Go over the whole bird, stroking the feathers backward, to find areas of feather loss or skin that is reddened, lumpy, scabby, torn, or bruised. The color of a bruise can tell you the age of the injury. A bruise that just happened is red, and changes from purple, to green, to yellow, as it heals over three to five days.
Look at the wings, legs, and feet
The chicken should still be standing or sitting on the table. You can hold her lightly, restraining her only enough to prevent her from jumping off the table. Look at the bird’s posture.
Does she put weight on both legs evenly? Are both wings tucked up on her back, or does one of the wings droop? A bird that is reluctant or unable to put weight on a leg or tuck up a wing may be in pain or have nerve damage.
Lay the chicken down on her side to examine more closely one wing, both legs, and both feet. Turn her over to the other side to examine the other wing. The chicken will usually lie quietly if you drape a light cloth, such as a dish towel, over her head.
Extend each wing to look for swelling, cuts, or bruising. The chicken shouldn’t mind having her wings extended; if she struggles when you extend a wing, the reaction may be a sign of pain.

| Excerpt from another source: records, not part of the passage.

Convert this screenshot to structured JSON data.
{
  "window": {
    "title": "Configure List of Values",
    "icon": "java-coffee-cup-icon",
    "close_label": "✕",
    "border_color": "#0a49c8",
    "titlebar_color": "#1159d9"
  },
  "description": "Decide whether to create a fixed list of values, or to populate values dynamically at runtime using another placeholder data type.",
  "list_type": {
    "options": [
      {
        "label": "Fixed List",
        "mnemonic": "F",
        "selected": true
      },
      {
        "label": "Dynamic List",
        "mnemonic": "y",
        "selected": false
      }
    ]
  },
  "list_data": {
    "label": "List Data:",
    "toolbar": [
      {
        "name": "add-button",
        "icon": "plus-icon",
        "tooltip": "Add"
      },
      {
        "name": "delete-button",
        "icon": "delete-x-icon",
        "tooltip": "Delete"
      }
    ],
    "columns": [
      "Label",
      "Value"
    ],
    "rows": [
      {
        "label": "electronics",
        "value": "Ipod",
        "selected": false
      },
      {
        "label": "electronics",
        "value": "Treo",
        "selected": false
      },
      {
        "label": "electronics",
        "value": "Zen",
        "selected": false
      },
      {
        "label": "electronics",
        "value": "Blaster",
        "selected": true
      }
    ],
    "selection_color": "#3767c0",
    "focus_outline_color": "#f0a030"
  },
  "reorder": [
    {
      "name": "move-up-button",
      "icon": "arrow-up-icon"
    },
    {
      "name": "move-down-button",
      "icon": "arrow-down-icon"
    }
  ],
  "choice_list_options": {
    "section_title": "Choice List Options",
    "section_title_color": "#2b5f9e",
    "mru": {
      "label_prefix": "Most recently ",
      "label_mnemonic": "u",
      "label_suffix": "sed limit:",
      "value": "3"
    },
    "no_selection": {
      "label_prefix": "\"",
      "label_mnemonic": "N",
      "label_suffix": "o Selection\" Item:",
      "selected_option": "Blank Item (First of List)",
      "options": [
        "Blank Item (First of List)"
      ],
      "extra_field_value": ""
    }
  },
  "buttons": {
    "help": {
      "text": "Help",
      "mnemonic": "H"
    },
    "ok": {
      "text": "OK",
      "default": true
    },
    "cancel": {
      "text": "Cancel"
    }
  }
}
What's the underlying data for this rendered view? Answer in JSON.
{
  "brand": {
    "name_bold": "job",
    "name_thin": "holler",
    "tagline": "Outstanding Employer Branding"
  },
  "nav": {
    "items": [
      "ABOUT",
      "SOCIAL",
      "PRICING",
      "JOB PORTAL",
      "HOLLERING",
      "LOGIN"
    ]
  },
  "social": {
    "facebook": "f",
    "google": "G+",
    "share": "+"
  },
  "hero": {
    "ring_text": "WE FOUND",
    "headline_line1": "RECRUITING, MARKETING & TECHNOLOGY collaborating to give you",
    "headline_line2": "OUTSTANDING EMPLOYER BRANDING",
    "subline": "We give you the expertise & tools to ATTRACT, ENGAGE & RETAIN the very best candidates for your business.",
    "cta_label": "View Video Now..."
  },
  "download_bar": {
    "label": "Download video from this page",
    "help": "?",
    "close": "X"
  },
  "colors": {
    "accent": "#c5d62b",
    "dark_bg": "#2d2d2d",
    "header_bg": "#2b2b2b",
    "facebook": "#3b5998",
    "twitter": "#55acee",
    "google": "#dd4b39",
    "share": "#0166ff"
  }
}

Check the skin of the legs and feet. The scales should be smooth and straight. Upturned or rough leg scales can be a sign of mite infestation. Pay close attention to the bottoms of the feet; look for scratches, scabs, sores, or swellings.
Check the abdomen and vent
With the bird lying on her side, you can pick up the tail feathers to examine the vent area. Check for reddened, swollen, or torn skin and missing feathers. Look for blood coming from the vent or tissue protruding from it.
Gently feel the bird’s abdomen; the chicken shouldn’t mind you doing so, unless she is in pain. A hen who is laying eggs has a wide, moist vent and a soft, doughy, enlarged abdomen. A firm abdomen and a small, puckered, dry vent are signs that a hen isn’t currently laying eggs.
A bird with diarrhea often has soiled feathers in the vent area. Loose, pasty white or yellow droppings may be stuck to reddened or swollen skin around the vent.